The Santa thing is an over-reaction. One incident in how many years? All they need to do is institute a criminal background check for the people they hire during the holidays. Heck I had to do that for the job I took last year. It doesn't cost that much.
It helps to know someone that has been through it and that it is normal. I'm hopeful it won't continue for several months. I am looking for the time I can accomplish all I want to accomplish in a day.
I am extremely disappointed that they don't know what your mom's A1C is, that is a diabetic's lifeline. Any way you can convince them how important that is? That no doubt would result in a defensive response. I guess it just isn't your responsibility and they will have to deal with the consequences on their own.
I'm glad you are settling in and settling down.
And no your message wasn't to long.
Bill
Yeah, what DR said. {g} In fact, I tend to turn into a blob *during* the stressful situation. Or rather, I blob out during the off times when I'm not actually dealing with the stress. When the stress is gone? Is it ever? Or does it just become another kind of stress? If I find out, I'll let you know.
As to the Santa letters, I found the article confusing, and I don't know what the rules are, at this point. It might be a good idea to redact the address of the kids and have some vetted postal worker(s) do the addressing, whether by computer or otherwise. Or not allowing anyone to answer letters from local kids. Beyond that, it seems that they rather over-reacted, and if the letters no longer get answered, that's a shame, as it's a very nice tradition.
Hi Pat
I think I do that too, handle the stress and then when I am alone blob out.
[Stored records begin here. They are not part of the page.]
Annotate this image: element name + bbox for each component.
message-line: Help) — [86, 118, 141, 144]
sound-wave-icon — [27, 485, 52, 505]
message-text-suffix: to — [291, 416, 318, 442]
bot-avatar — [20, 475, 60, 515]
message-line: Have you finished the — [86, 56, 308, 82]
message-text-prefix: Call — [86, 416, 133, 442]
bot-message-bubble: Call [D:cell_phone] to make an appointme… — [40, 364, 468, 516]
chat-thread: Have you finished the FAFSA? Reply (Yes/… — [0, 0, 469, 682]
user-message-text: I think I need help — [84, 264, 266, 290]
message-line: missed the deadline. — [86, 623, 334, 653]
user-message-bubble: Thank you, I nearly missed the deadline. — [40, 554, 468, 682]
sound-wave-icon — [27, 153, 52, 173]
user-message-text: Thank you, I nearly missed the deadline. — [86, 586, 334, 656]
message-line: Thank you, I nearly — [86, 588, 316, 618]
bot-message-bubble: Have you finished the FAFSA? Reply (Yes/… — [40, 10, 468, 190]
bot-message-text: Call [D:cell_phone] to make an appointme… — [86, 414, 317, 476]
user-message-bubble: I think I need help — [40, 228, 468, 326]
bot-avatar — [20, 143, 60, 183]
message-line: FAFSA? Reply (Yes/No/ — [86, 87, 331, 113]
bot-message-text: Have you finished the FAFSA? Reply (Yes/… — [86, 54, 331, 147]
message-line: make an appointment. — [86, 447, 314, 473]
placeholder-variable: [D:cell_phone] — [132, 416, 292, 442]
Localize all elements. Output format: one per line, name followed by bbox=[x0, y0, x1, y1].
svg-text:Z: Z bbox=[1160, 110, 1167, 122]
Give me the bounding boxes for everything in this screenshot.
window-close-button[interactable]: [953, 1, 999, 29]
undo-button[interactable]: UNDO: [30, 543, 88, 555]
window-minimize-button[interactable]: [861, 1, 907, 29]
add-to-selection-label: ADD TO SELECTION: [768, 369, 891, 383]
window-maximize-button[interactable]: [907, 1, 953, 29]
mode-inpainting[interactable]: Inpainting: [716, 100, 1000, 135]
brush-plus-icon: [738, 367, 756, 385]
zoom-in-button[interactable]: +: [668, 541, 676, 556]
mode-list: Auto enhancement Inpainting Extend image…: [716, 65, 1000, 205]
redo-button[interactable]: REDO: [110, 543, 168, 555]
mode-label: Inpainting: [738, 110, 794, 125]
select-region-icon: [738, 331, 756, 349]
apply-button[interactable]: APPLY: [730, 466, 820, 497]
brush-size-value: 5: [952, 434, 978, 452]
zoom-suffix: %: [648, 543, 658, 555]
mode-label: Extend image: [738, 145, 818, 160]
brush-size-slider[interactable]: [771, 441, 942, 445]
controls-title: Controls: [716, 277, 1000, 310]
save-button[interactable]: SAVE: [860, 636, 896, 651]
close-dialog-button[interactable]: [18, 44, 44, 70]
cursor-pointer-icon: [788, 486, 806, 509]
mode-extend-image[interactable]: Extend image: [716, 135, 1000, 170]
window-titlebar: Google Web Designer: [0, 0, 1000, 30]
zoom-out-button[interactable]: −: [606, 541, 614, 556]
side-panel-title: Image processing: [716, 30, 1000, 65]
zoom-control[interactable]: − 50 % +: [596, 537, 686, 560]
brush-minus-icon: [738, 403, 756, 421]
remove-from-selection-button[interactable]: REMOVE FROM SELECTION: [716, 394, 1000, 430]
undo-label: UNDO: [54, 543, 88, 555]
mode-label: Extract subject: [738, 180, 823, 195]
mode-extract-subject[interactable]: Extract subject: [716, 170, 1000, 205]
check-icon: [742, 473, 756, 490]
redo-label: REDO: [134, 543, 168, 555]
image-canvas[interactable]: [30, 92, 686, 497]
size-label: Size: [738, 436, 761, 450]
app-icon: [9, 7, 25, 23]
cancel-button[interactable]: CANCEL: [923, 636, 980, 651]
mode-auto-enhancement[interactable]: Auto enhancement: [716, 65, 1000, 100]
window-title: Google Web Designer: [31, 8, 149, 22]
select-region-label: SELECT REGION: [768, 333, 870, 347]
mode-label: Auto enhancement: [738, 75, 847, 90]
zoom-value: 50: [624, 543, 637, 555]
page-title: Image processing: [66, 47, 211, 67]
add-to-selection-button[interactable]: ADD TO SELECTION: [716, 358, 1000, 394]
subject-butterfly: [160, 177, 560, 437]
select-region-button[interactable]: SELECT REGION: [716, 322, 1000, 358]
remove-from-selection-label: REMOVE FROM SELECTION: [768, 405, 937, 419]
We all agree, the post office overreacted
Bill
Bill, glad my comments helped. Maybe I need to qualify, particularly since everyone is different. The "blob" thing doesn't last for several months (at least it didn't for me). What I meant was that every once in a while, after I got past the first couple weeks, it would surface -- a day when I said, "What the h*ll, this day is for me." After the first couple weeks, what's happened is periodic days when I've set down with my morning coffee and MPs and said, "Gee, what do I want to do today, since it's my choice!"
As to the A1C and vision analysis, I think both are critical to track, particular with the macular degeneration going wet in both eyes. I want to know if she's at 20/80 or 20/40 and what determines whether she gets an injection or not with the new doc. You're right -- both get defensive reactions. Mom pays no attention -- denial is a wonderful thing -- and Deb apparently doesn't take notes, as I did. She's also good at denial. Mom's A1C has run high the last three years or so, but I want to know if it's a stable high or increasing. Not going to happen, far as I can see, and I can't tell them how to live their lives or deal with doctors and so forth, since Mom's in denial and Deb isn't considering the reports and concerns I've emailed over the years. I repeat to myself the two mantras: Let Go and Let God; observe, accept, don't judge or force. They sound so simple.
Hi Dr
Denial may be a wonderful thing but it can also be a deadly thing.
But there isn't much you can do about it so far away.